Hace pocos días, Martín Krause publicó en este mismo espacio una interesante nota titulada: “Uno o muchos sistemas educativos: ¿cuál será el próximo? La misma es especialmente oportuna ante otro de los interminables cambios de planes educativos a los que nos tienen acostumbrados aquellos que coyunturalmente tienen la responsabilidad de la conducción del área, en las distintas jurisdicciones.

En este caso, tanto la provincia como la ciudad de Buenos Aires han puesto en marcha sus respectivos planes, ambos reconociendo que los anteriores no han dado buenos resultados y destacando los puntos débiles de la educación de sus distritos.

Como señala Krause: “Para la realización de estos planes se han realizado innumerables reuniones entre funcionarios, maestros, profesores, especialistas porque la existencia de un plan requiere del consenso si no completo al menos importante entre los que luego habrán de llevarlo adelante. Y una vez aprobado, otra tanta cantidad de reuniones para capacitarlos. Dentro de tres, cuatro u ocho años veremos el proceso repetirse con nuevos congresos, nuevas jornadas y nuevos planes que plantearán nuevas metodologías o nuevos contenidos teniendo en cuenta las preferencias ideológicas de futuros gobiernos o los inevitables cambios en las tecnologías”. Es claro que tiene razón: es un círculo vicioso.

Volver a empezar, una y otra vez. En el terreno de la educación, este fenómeno es especialmente evidente y, de sobremanera, costoso. Veamos si no lo que sucede cada vez que asume un nuevo gobierno. Lo primero que escuchamos es un diagnóstico sombrío: el estado del sistema educativo es desastroso, lo cual por cierto no dista de representar nuestra realidad; todo lo que se hizo antes está mal, y la tarea del nuevo gobierno será reformarlo. Esta narrativa de empezar desde cero se ha vuelto un ciclo interminable. Las nuevas autoridades critican las gestiones previas y proponen grandes reformas que sistemáticamente fracasan en lograr cambios sostenibles. Y mientras tanto, los estudiantes son las víctimas de un sistema que parece estar siempre en fase de reconstrucción. Lo irónico del caso es que ello no sólo ocurre entre gobiernos de partidos políticos opuestos, sino incluso entre administraciones del mismo signo político, como lo demuestra la actual reforma educativa del gobierno de la Ciudad Autónoma de Buenos Aires.

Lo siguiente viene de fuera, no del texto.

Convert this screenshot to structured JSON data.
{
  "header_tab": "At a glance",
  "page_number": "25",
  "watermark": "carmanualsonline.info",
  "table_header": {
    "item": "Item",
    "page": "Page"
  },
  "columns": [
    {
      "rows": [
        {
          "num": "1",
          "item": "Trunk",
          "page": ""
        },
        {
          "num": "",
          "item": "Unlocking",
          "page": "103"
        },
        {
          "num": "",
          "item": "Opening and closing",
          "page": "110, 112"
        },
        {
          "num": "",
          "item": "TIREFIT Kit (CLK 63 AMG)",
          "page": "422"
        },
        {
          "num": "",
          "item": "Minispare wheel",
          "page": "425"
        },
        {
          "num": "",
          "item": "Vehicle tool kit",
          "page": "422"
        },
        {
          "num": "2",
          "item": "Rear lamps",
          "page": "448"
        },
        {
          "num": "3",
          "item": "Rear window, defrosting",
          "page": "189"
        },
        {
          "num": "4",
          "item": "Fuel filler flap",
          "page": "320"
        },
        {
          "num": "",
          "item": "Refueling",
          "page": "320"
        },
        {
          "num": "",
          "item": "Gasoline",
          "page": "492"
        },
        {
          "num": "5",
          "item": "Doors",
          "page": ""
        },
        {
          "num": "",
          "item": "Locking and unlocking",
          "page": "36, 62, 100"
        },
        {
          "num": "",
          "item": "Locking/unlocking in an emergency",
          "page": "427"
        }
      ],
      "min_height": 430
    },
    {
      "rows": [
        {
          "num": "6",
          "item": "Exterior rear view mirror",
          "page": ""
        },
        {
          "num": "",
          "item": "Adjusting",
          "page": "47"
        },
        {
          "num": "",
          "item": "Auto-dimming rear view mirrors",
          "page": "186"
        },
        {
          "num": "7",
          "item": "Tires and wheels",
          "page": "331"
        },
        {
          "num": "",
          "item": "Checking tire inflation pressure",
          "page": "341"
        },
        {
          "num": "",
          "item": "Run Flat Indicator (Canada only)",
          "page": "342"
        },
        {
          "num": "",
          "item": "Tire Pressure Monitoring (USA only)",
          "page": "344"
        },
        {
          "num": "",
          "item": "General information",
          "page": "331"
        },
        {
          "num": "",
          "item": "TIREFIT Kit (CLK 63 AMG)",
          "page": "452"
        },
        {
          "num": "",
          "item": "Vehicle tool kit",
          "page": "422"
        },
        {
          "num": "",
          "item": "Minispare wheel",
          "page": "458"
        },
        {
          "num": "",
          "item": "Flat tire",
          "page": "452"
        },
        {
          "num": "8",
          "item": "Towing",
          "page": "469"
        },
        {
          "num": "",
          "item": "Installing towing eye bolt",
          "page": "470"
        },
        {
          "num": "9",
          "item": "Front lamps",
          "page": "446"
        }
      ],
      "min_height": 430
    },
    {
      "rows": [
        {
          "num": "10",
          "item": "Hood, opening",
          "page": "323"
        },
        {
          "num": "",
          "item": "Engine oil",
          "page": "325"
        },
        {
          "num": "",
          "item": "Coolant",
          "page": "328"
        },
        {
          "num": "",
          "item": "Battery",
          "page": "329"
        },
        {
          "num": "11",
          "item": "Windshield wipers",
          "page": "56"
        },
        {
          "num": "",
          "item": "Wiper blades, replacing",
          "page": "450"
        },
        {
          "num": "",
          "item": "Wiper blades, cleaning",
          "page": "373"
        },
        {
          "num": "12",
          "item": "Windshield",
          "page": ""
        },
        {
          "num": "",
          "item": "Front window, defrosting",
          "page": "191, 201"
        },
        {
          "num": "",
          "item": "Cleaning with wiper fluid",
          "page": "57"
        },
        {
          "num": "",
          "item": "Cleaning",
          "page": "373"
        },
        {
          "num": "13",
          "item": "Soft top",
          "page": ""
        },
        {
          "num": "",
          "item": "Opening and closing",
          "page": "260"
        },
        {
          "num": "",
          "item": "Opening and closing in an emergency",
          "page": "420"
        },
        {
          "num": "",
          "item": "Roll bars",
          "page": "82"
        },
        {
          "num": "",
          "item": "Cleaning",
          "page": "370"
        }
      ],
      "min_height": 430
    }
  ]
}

Volviendo a la nota de Martín Krause, el autor señala con absoluta razón que “pretender que una persona o un grupo de expertos sepa cuál es la mejor forma de educar a nuestros niños y jóvenes es arrogante y, en definitiva, al buscar imponerla a los demás, autoritario. Como hay distintas preferencias, capacidades, habilidades, tanto en los maestros como en los niños y jóvenes, hay una innumerable cantidad de alternativas para cada caso. Es imposible saberlo desde arriba”. Por lo cual propone “un orden abierto en la educación, el cual generaría innumerables opciones: algunas se adaptarían mejor a ciertas preferencias (Montessori o Waldorf por ejemplo) otras ensayarían nuevas metodologías y contenidos y podríamos de esa forma saber cuáles dan mejores resultados. No sería un sistema impuesto a nadie en particular o sería un sistema flexible que ensayaría y adoptaría todo tipo de novedades”.

¿Cómo lograrlo? La solución es clara: otorgar a las instituciones de gestión privada la autonomía para determinar sus propios planes de estudio, sin la constante injerencia de los gobiernos de turno.

En lugar de retrotraer todo a fojas cero cada vez que cambia un gobierno, esta reforma permitiría a las instituciones educativas de gestión privada generar un ciclo continuo de mejora y evolución, basado en la experiencia acumulada y la capacidad de innovación. Serían los propios padres, ya no los expertos coyunturalmente a cargo de delinear las políticas educativas, quienes fiscalizarían a las escuelas a partir de la imprescindible publicidad de toda evaluación que se lleve a cabo.

¿No vale la pena evaluarlo? Yo creo que sí. De lo contrario, seguiremos atrapados en este laberinto de reformas estériles, donde cada nuevo gobierno borra de un plumazo lo anterior, sin generar soluciones reales.

El futuro de nuestros hijos no puede depender de la coyuntura política. Necesitamos un sistema educativo en el que las familias tengan el control, la calidad se mida con transparencia y las escuelas compitan por ofrecer la mejor formación, gracias a la autonomía que les permitiría innovar y responder a las verdaderas necesidades de los estudiantes.

No podemos seguir desperdiciando generaciones enteras en este sistema fallido. La educación debe liberarse de las ataduras políticas y convertirse en un motor de desarrollo basado en la innovación, la autonomía y la exigencia de calidad. Necesitamos romper definitivamente con este círculo vicioso y permitir que las escuelas de gestión privada gocen de la libertad necesaria para liderar el cambio. Solo así dejaremos de arrastrar la piedra de Sísifo y comenzaremos, de una vez por todas, a construir un futuro mejor para nuestros jóvenes.